Hi Bela, since the original email was with legal, I better make it public on the tomcat dev list.

no worries, this implementation is more different than JGroups than other groupcomm frameworks, like Appia for example (http://appia.di.fc.ul.pt/ http://appia.di.fc.ul.pt/docs/javadoc/, changing license to ASF). Appia uses events, gossip, channel, etc. I think you will find more similarities in the design with Appia than with Tribes.

we don't have a Message class, but the words Channel, ChannelException and ChannelListener, are hardly unique to JGroups, besides, the are way different implementation, so the words used are hardly an issue.

Tribes uses a thread less interceptor chain, and then is built very differently at the messaging layer. The goal of tribes is the opposite of JGroups, JGroups strives for the uniform model when Tribes is built for replication, and doesn't striv for uniformity. The goals for Tribes are to support messaging in heterogeneous clusters, with per message sending attributes, something that JGroups doesn't have.

I'm not worried about the similarities, but if you are, you should persue other frameworks, who have built their stuff after reading the same books (K.P Birman) as are the foundation for JGroups, as Tribes doesn't have the ambitions for that.

And I believe that IP for uniform groupcomm, existed way before JGroups.

So to summarize,
1. There is nothing unique about the names used in different group comm frameworks.
2. There is no code copied from JGroups
3. There are many other frameworks that use more similarities than Tribes, hence better targets for legal action, if such exists 4. Tribes is a heterogenous cluster communication framework, JGroups strives to be a uniform group comm framework. 5. Tribes has a very different design, so its not even a re-implementation, its a brand new framework built on new ideas on how to improve comm in hetergeneous clusters, not in a uniform model. 6. The ideas for JGroups are not unique, and there are many frameworks that do the same. 7. The further the developement of tribes goes, the further apart they will probably go 8. If you find IP in Tribes that could be very useful in JGroups, feel free to use it, I believe it has some strong advantages, and we would not be threatened if you took advantage of some of the stuff that we have.

Tribes is built with unordered data replication in mind, and supports concurrent messaging in highly concurrent environments.

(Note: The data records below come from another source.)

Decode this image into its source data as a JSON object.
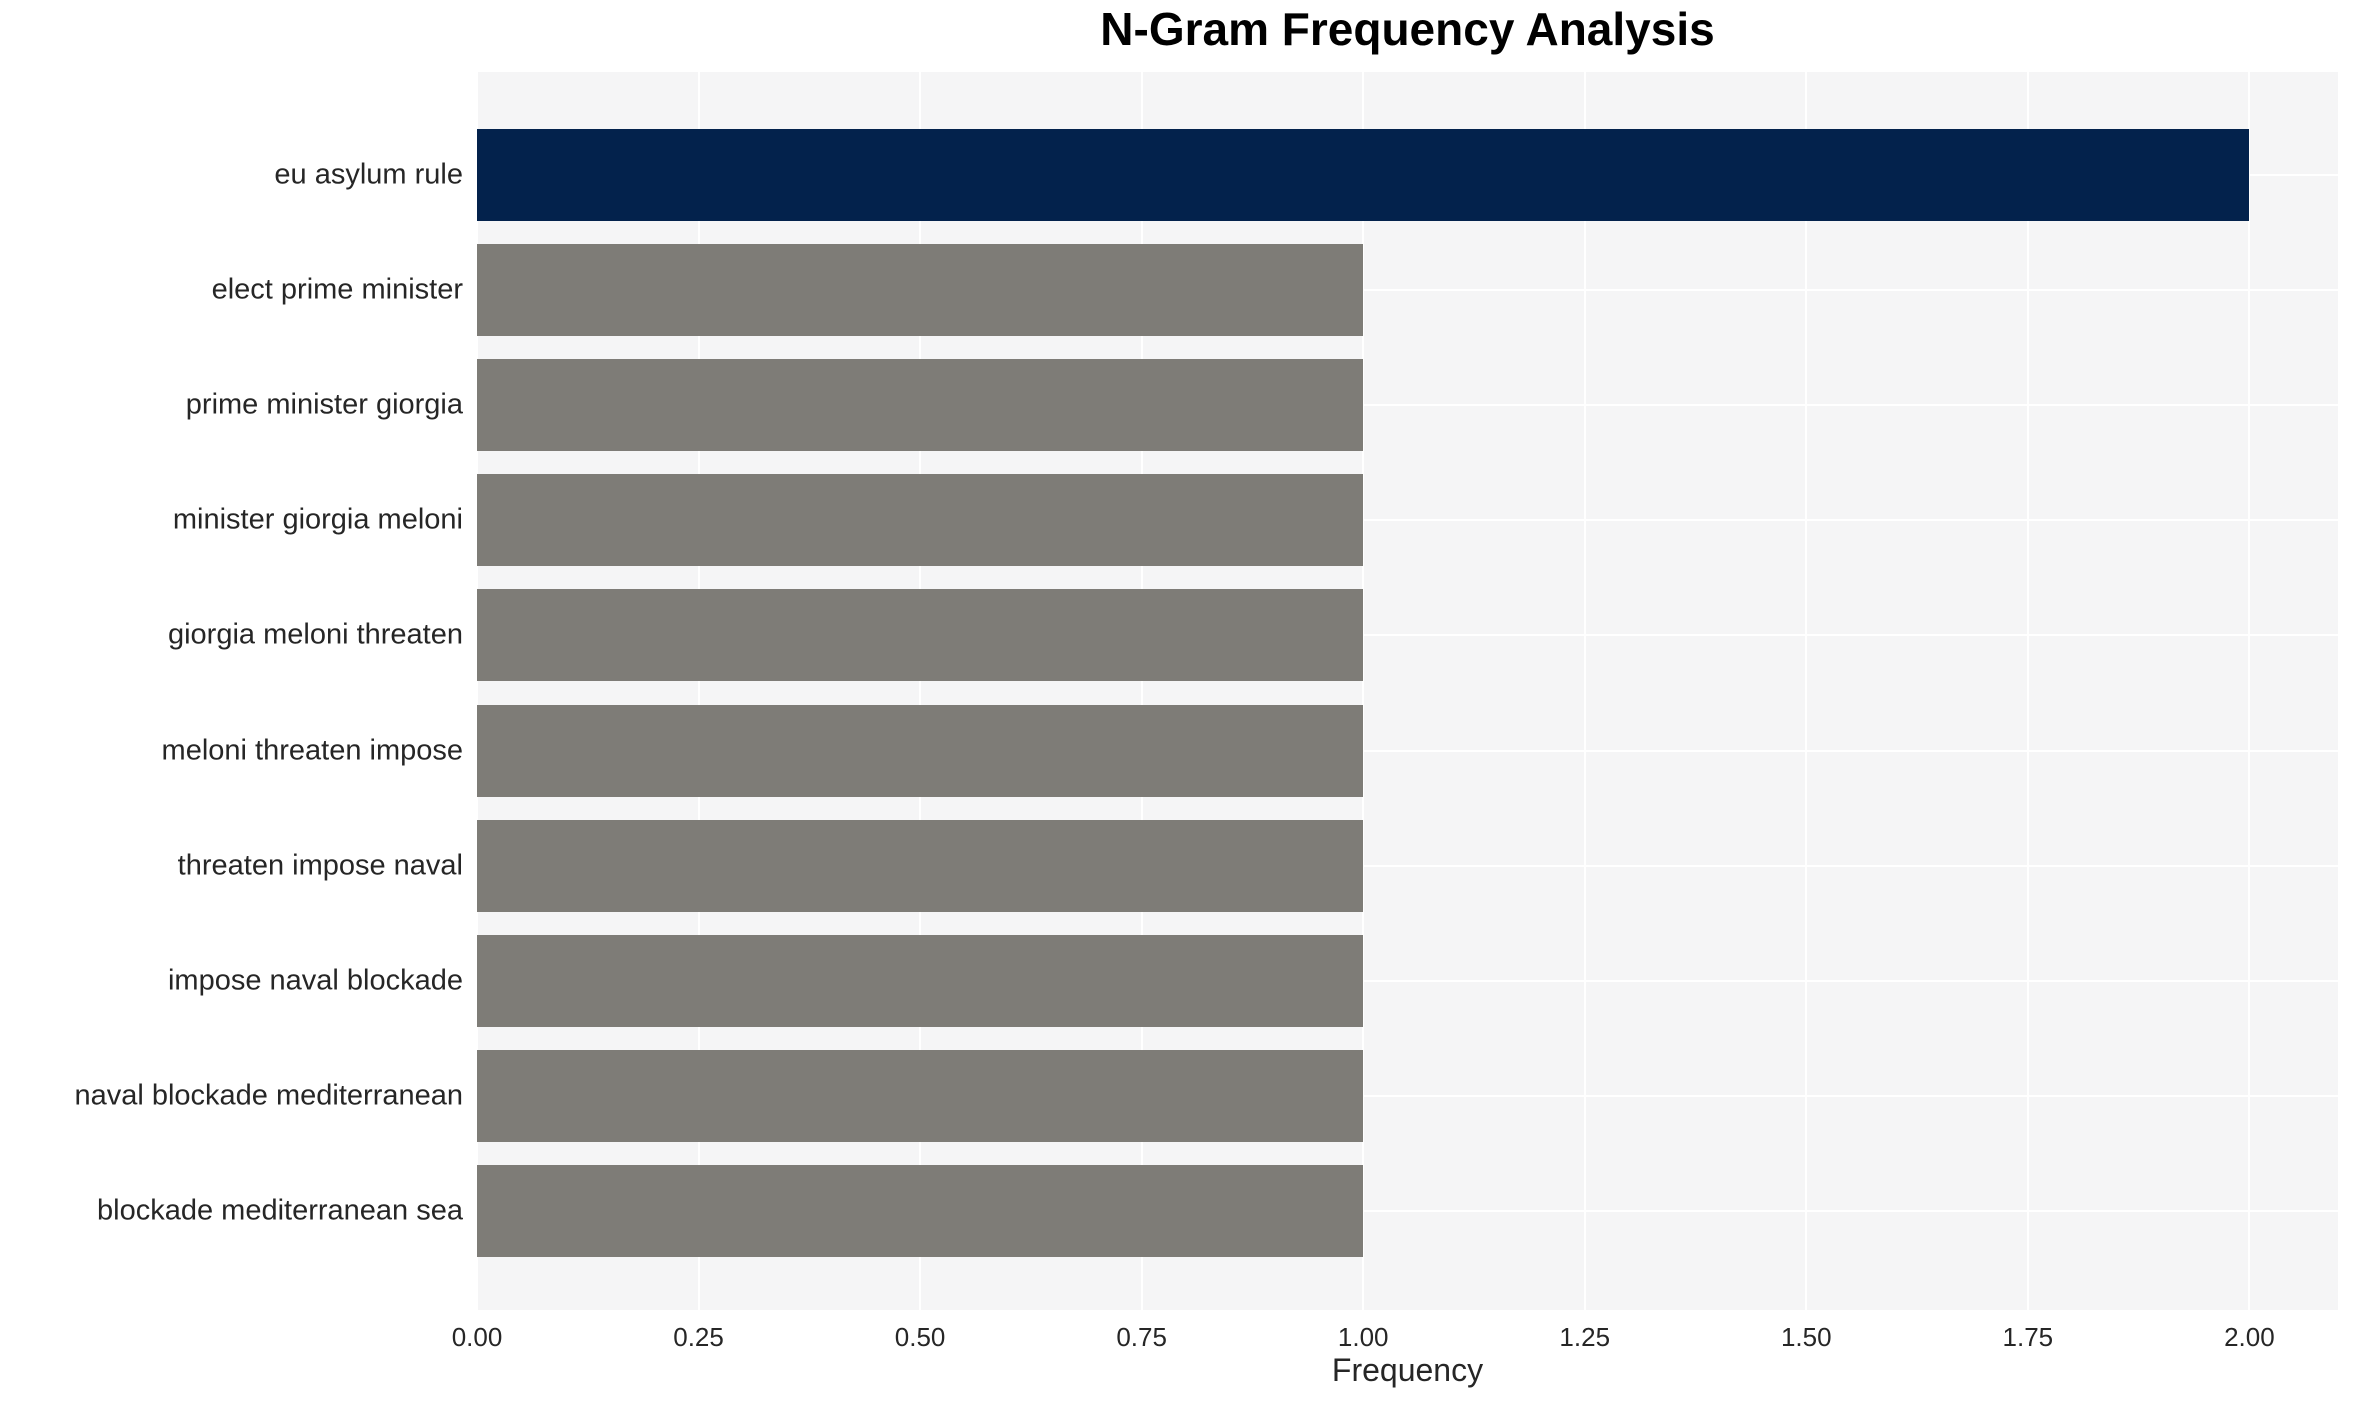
{
  "chart_data": {
    "type": "bar",
    "orientation": "horizontal",
    "title": "N-Gram Frequency Analysis",
    "xlabel": "Frequency",
    "ylabel": "",
    "categories": [
      "eu asylum rule",
      "elect prime minister",
      "prime minister giorgia",
      "minister giorgia meloni",
      "giorgia meloni threaten",
      "meloni threaten impose",
      "threaten impose naval",
      "impose naval blockade",
      "naval blockade mediterranean",
      "blockade mediterranean sea"
    ],
    "values": [
      2,
      1,
      1,
      1,
      1,
      1,
      1,
      1,
      1,
      1
    ],
    "bar_colors": [
      "#03224c",
      "#7e7c77",
      "#7e7c77",
      "#7e7c77",
      "#7e7c77",
      "#7e7c77",
      "#7e7c77",
      "#7e7c77",
      "#7e7c77",
      "#7e7c77"
    ],
    "xlim": [
      0,
      2.1
    ],
    "xticks": [
      {
        "value": 0,
        "label": "0.00"
      },
      {
        "value": 0.25,
        "label": "0.25"
      },
      {
        "value": 0.5,
        "label": "0.50"
      },
      {
        "value": 0.75,
        "label": "0.75"
      },
      {
        "value": 1,
        "label": "1.00"
      },
      {
        "value": 1.25,
        "label": "1.25"
      },
      {
        "value": 1.5,
        "label": "1.50"
      },
      {
        "value": 1.75,
        "label": "1.75"
      },
      {
        "value": 2,
        "label": "2.00"
      }
    ],
    "grid": true,
    "legend_position": "none",
    "colors": {
      "highlight_bar": "#03224c",
      "default_bar": "#7e7c77",
      "panel_background": "#f5f5f6",
      "gridline": "#ffffff",
      "text": "#262626",
      "title_text": "#000000"
    }
  }
}
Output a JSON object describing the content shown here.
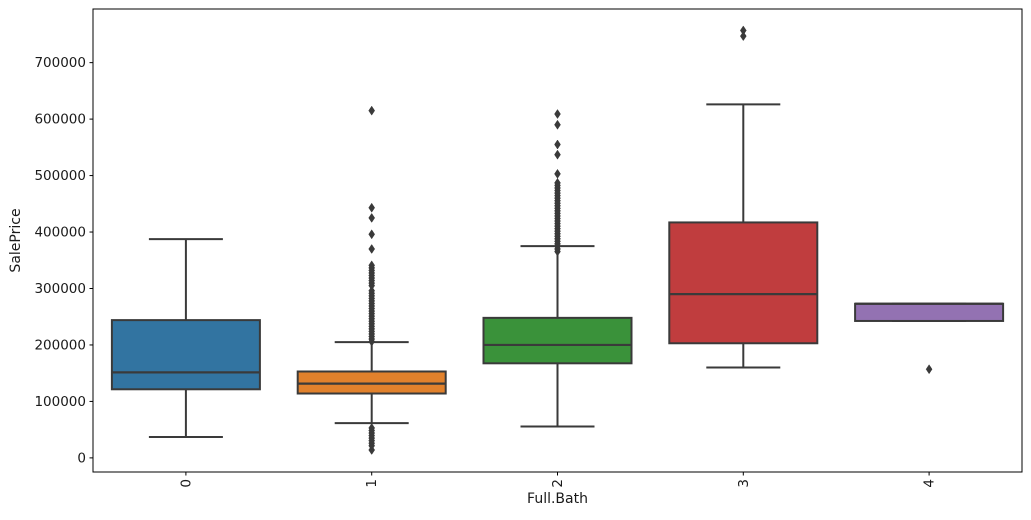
{
  "chart_data": {
    "type": "boxplot",
    "title": "",
    "xlabel": "Full.Bath",
    "ylabel": "SalePrice",
    "categories": [
      "0",
      "1",
      "2",
      "3",
      "4"
    ],
    "ylim": [
      -25000,
      795000
    ],
    "yticks": [
      0,
      100000,
      200000,
      300000,
      400000,
      500000,
      600000,
      700000
    ],
    "grid": false,
    "legend": "none",
    "line_color": "#3a3a3a",
    "flier_marker": "thin-diamond",
    "series": [
      {
        "category": "0",
        "color": "#3274a1",
        "whisker_low": 37000,
        "q1": 121500,
        "median": 151500,
        "q3": 244000,
        "whisker_high": 387500,
        "outliers": []
      },
      {
        "category": "1",
        "color": "#e1812c",
        "whisker_low": 61500,
        "q1": 114000,
        "median": 131500,
        "q3": 153000,
        "whisker_high": 205000,
        "outliers": [
          615000,
          443000,
          425000,
          396000,
          370000,
          341000,
          336500,
          332000,
          327500,
          323000,
          318500,
          314000,
          309500,
          305000,
          296000,
          291500,
          287000,
          282500,
          278000,
          273500,
          269000,
          264500,
          260000,
          255500,
          251000,
          246500,
          242000,
          237500,
          233000,
          228500,
          224000,
          219500,
          215000,
          210500,
          206000,
          53000,
          48500,
          44000,
          39500,
          35000,
          30500,
          26000,
          21500,
          14000
        ]
      },
      {
        "category": "2",
        "color": "#3a923a",
        "whisker_low": 55500,
        "q1": 167500,
        "median": 200000,
        "q3": 248000,
        "whisker_high": 375000,
        "outliers": [
          609000,
          590000,
          555000,
          537000,
          503000,
          487000,
          482500,
          478000,
          473500,
          469000,
          464500,
          460000,
          455500,
          451000,
          446500,
          442000,
          437500,
          433000,
          428500,
          424000,
          419500,
          415000,
          410500,
          406000,
          401500,
          397000,
          392500,
          388000,
          383500,
          379000,
          374500,
          370000,
          365500
        ]
      },
      {
        "category": "3",
        "color": "#c03d3e",
        "whisker_low": 160000,
        "q1": 203000,
        "median": 290000,
        "q3": 417000,
        "whisker_high": 626000,
        "outliers": [
          757000,
          747000
        ]
      },
      {
        "category": "4",
        "color": "#9372b2",
        "whisker_low": 242500,
        "q1": 242500,
        "median": 273000,
        "q3": 273000,
        "whisker_high": 273000,
        "outliers": [
          157000
        ]
      }
    ]
  }
}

Very different from JGroups. Tribes has never been close to the JGroups implementation, and doesn't aim for that either. And the idea of a thread less and RPC like stack I believe is my IP :)

Please let us know if this doesn't clarify how different these two frameworks are different, and if JBoss is concerned with IP or similarities, then can raise the questions to us, but we would like to advise that there are more implementations out of the same books/papers that JGroups came from, that are probably better targets.

Feel free to borrow ideas from here, the Open Source community can only benefit from it.

Filip




Bela Ban wrote:
Hi Filip, Peter,


I found the following stuff in tomcat/container/tc5.5.x/modules/groupcomm/src/share/org.apache.catalina.tribes:

   * Channel, ChannelException, ChannelListener, MembershipListener,
     MessageListener, Message: these have exactly the same names as the
     JGroups equivalent, but are a re-implementation
   * tipis: ReplicatedMap (JGroups ReplicatedHashtable), RpcChannel
     (RpcDispatcher),
   * group.interceptors: FragmentationInterceptor (FRAG, FRAG2),
     OrderInterceptor (NAKACK)


etc etc

These classes are not copies of their equivalent JGroups classes, but they are reimplementations of the same ideas *under ASL*.

So it looks like you guys are reimplementing JGroups under an Apache license. This is fine as long as you're not copying JGroups code and re-license it under an Apache license. Also note that IP includes ideas as well, so I would advise you not to stay too close to the original implementation. This is not a threat by all means, but I wanted to make you aware of this.